Furthermore, the performance of U-Net variants with and without the pre-training is analysed with multiple fractions of training datasets as shown in Table 3. For all datasets with training fractions less than \(50\%\), similar change in performance is observed among the models as discussed in Table 2. Besides, in the case of without pre-training for U-Net and A-Unet, the increased fraction of BUSIS training samples improved the performance as compared to zero values (observed in Table 2) and the corresponding performance gain is also achieved with pre-training. However, for the fractions greater than \(50\%\), the performance gap is narrowed i.e. results produced by the models with and without pre-training are not significantly different. This indicates that it is beneficial to utilize the pre-training strategy when there are limited annotations within the large pool of data samples.

7 Conclusion

In this research work, self-supervised learning assisted biomedical image segmentation framework BT-Unet, is proposed to address one of the major challenges of limited annotated data availability. The BT-Unet framework uses redundancy reduction based Barlow Twins strategy for pre-training the encoder network of the U-Net model with feature representations of the data in an unsupervised manner, followed by fine-tuning of the U-Net model for downstream biomedical image segmentation task with limited annotated data samples.
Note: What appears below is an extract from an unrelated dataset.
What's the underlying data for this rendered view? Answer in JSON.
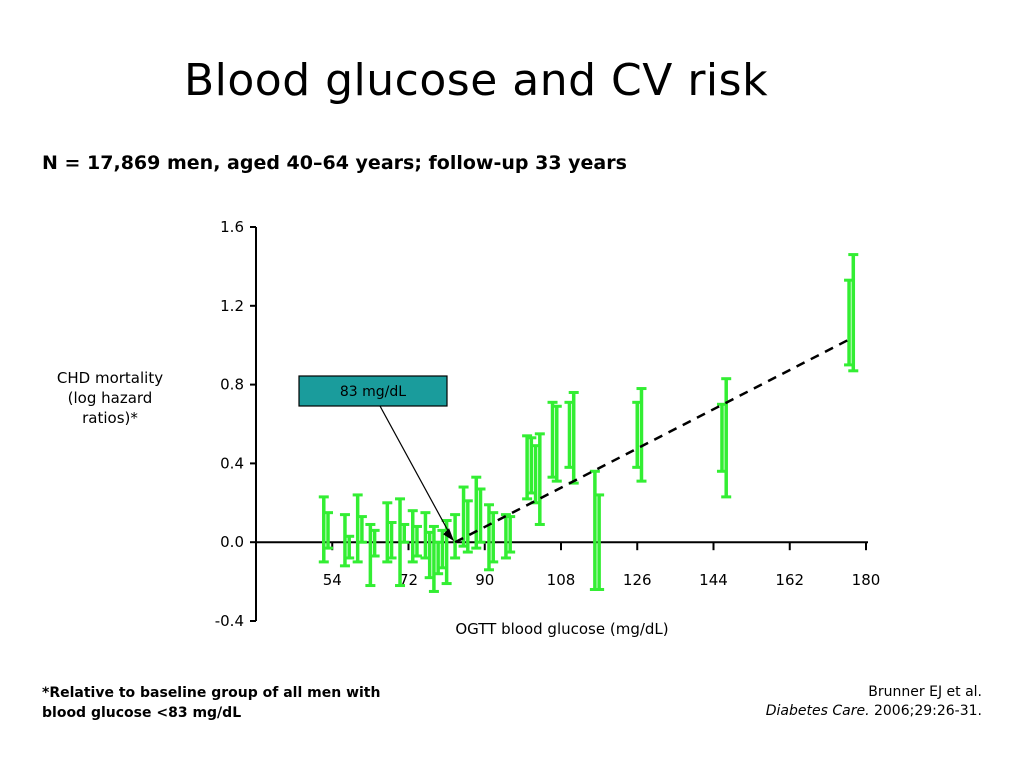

With exhaustive experimental trials, it is evident that BT-Unet tends to improve the segmentation performance of U-Net models in such situations. Moreover, this improvement is also influenced by the underlying encoder structure and nature of biomedical image segmentation task. In future, more experiments can be conducted by modifying or exploring different pre-training strategies to generate better feature representations and ensure finer biomedical image segmentation.